Keywords

1 Introduction

Data scientists spend a lot of time simply preparing data for analysis. Even before exploratory analysis, data cleaning and feature engineering, an additional step of data wrangling is often required. This step consists of taking raw data and wrangling it into a format that can be used for data science tasks, such as visualisation and prediction. Data wrangling is typically carried out by writing a program that transforms part of the data into the desired format. Writing these programs is very time consuming to data scientists—according to popular statistic, up to 80% of the time in the whole data science pipeline is invested in wrangling [2], which explains the interest in automated data wrangling [5, 10].

The existing work on automated data wrangling, however, assumes that a user knows which format the data should take and can provide input. This input can take many forms. Early methods interactively propose transformations based on data that the user selects and require the wrangling algorithm to learn how to extract the selection [7, 14]. Other methods allow the user to give an example of what the output should look like in order to learn a program that correctly produces this output [3, 5]. This is clearly a strong assumption: the big lesson of feature engineering is that users rarely know which features, and in which form, are useful for the target task.

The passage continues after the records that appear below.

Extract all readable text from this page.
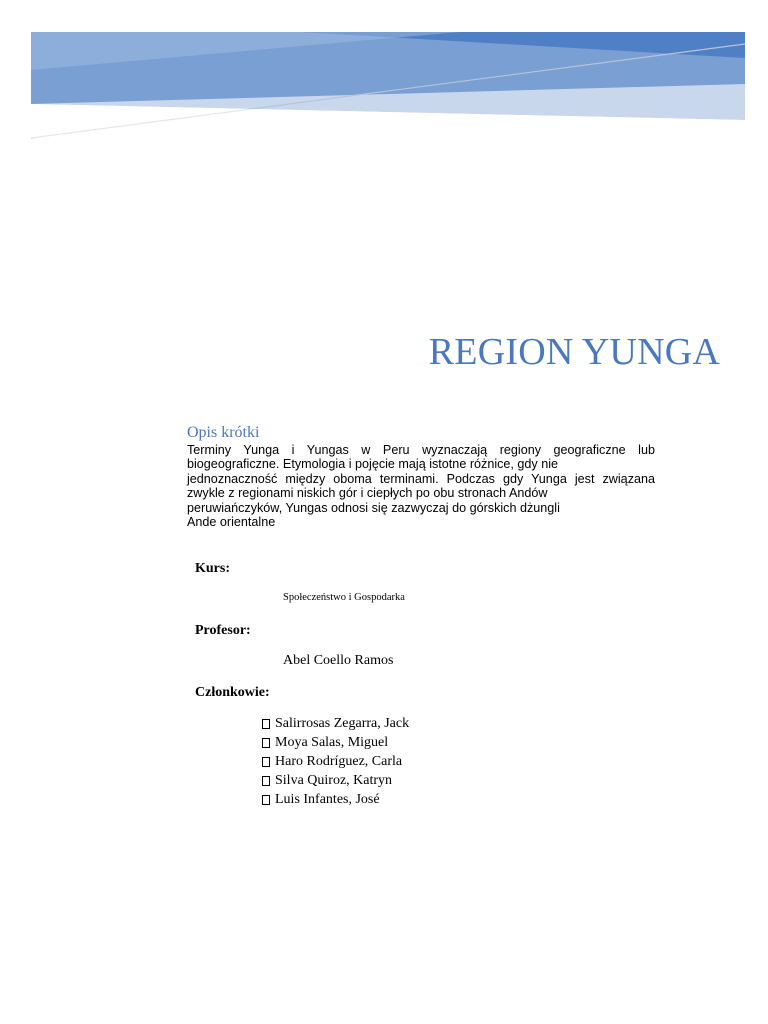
REGION YUNGA
Opis krótki

Terminy Yunga i Yungas w Peru wyznaczają regiony geograficzne lub
biogeograficzne. Etymologia i pojęcie mają istotne różnice, gdy nie
jednoznaczność między oboma terminami. Podczas gdy Yunga jest związana
zwykle z regionami niskich gór i ciepłych po obu stronach Andów
peruwiańczyków, Yungas odnosi się zazwyczaj do górskich dżungli
Ande orientalne

Kurs:

Społeczeństwo i Gospodarka

Profesor:

Abel Coello Ramos

Członkowie:

Salirrosas Zegarra, Jack
Moya Salas, Miguel
Haro Rodríguez, Carla
Silva Quiroz, Katryn
Luis Infantes, José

Taking inspiration from both feature engineering and data wrangling, we introduce the problem of feature wrangling, which is concerned with wrangling at the feature level. More specifically, we automatically search for transformations that wrangle individual columns into features of high quality to be used in predictive models. For example, a date formatted as “01/01/2001” would be split in its constituent day, month and year parts and these should be marked as ordinal (day and month) or numerical (year) features. As the resulting features are to be used in supervised machine learning, the quality of the generated features can be assessed using the predictive performance of the resulting model. A major benefit of our approach is that it eliminates the need for user interaction.

Motivational Example. Consider the excerpt of basketball data in Fig. 1a. Regardless of the task, we can see that it is not very suited for further analysis. The height feature is not numerical and position is ambiguous—is “G-F” a position on its own or is this player comfortable in multiple positions?

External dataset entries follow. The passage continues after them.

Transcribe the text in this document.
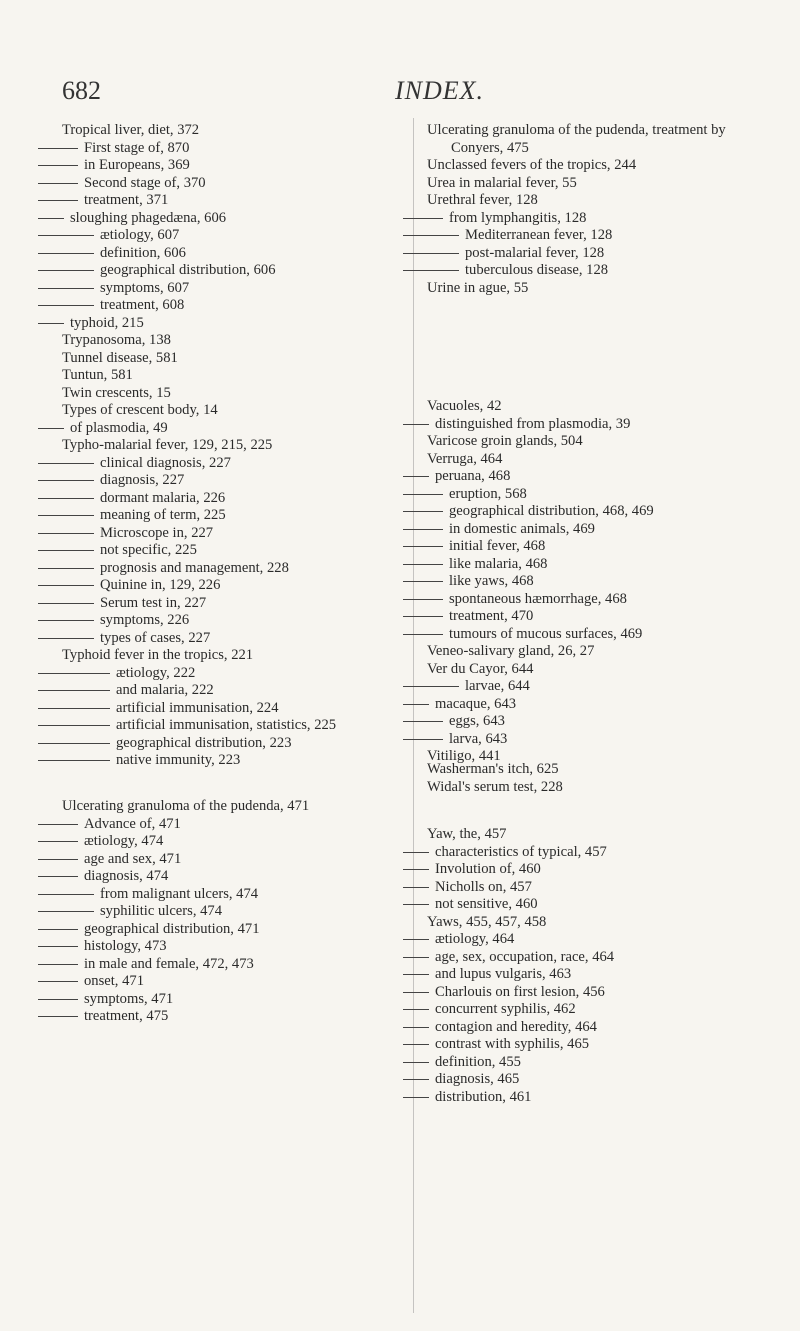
682	INDEX.
Tropical liver, diet, 372
First stage of, 870
in Europeans, 369
Second stage of, 370
treatment, 371
sloughing phagedæna, 606
ætiology, 607
definition, 606
geographical distribution, 606
symptoms, 607
treatment, 608
typhoid, 215
Trypanosoma, 138
Tunnel disease, 581
Tuntun, 581
Twin crescents, 15
Types of crescent body, 14
of plasmodia, 49
Typho-malarial fever, 129, 215, 225
clinical diagnosis, 227
diagnosis, 227
dormant malaria, 226
meaning of term, 225
Microscope in, 227
not specific, 225
prognosis and management, 228
Quinine in, 129, 226
Serum test in, 227
symptoms, 226
types of cases, 227
Typhoid fever in the tropics, 221
ætiology, 222
and malaria, 222
artificial immunisation, 224
artificial immunisation, statistics, 225
geographical distribution, 223
native immunity, 223
Ulcerating granuloma of the pudenda, 471
Advance of, 471
ætiology, 474
age and sex, 471
diagnosis, 474
from malignant ulcers, 474
syphilitic ulcers, 474
geographical distribution, 471
histology, 473
in male and female, 472, 473
onset, 471
symptoms, 471
treatment, 475
Ulcerating granuloma of the pudenda, treatment by Conyers, 475
Unclassed fevers of the tropics, 244
Urea in malarial fever, 55
Urethral fever, 128
from lymphangitis, 128
Mediterranean fever, 128
post-malarial fever, 128
tuberculous disease, 128
Urine in ague, 55
Vacuoles, 42
distinguished from plasmodia, 39
Varicose groin glands, 504
Verruga, 464
peruana, 468
eruption, 568
geographical distribution, 468, 469
in domestic animals, 469
initial fever, 468
like malaria, 468
like yaws, 468
spontaneous hæmorrhage, 468
treatment, 470
tumours of mucous surfaces, 469
Veneo-salivary gland, 26, 27
Ver du Cayor, 644
larvae, 644
macaque, 643
eggs, 643
larva, 643
Vitiligo, 441
Washerman's itch, 625
Widal's serum test, 228
Yaw, the, 457
characteristics of typical, 457
Involution of, 460
Nicholls on, 457
not sensitive, 460
Yaws, 455, 457, 458
ætiology, 464
age, sex, occupation, race, 464
and lupus vulgaris, 463
Charlouis on first lesion, 456
concurrent syphilis, 462
contagion and heredity, 464
contrast with syphilis, 465
definition, 455
diagnosis, 465
distribution, 461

Suppose a fourth column salary exists that we want to predict. We can then try different possibilities of representations for position and height and use their performance in predicting salary to choose the most appropriate one. For example, position can be one-hot encoded or split on “-” and then encoded with a dummy variable for every symbol.

Whereas previous approaches would require the user to provide an example of the desired feature, avatar generates and tries different alternatives to see which ones yield the best performance. In this example, it will also discover that splitting height by a “-” yields new columns that, after being made numerical in a second iteration, are good features. The full wrangling program and its result are respectively shown in Figs. 1b and 1c.

Fig. 1.
figure 1

Example of data wrangling for machine learning.

Contributions. In this paper, we make the following contributions.

  • We introduce the problem of automated feature wrangling, which is concerned with wrangling at the individual feature level and uses the performance of the predictive models to evaluate alternative feature sets.

  • We implement this idea in a prototype feature wrangling tool called avatar—the Automated VAlue Transformator And extractoR. Given only a dataset and a prediction task, it returns a new dataset with wranlged features that are more suitable for the given task.

  • We evaluate avatar on real datasets from the KaggleFootnote 1 data science platform.

2 Related Work

Feature engineering aims to improve the performance of predictive models by transforming and combining existing features into new features that are easier for the model to use. Being a laborious process, automating it is an active area of research [8, 9]. The goal of feature wrangling is to use wrangling transformations in order to extract new features from previously unusable columns. Feature wrangling therefore lies at the intersection of data wrangling and feature engineering.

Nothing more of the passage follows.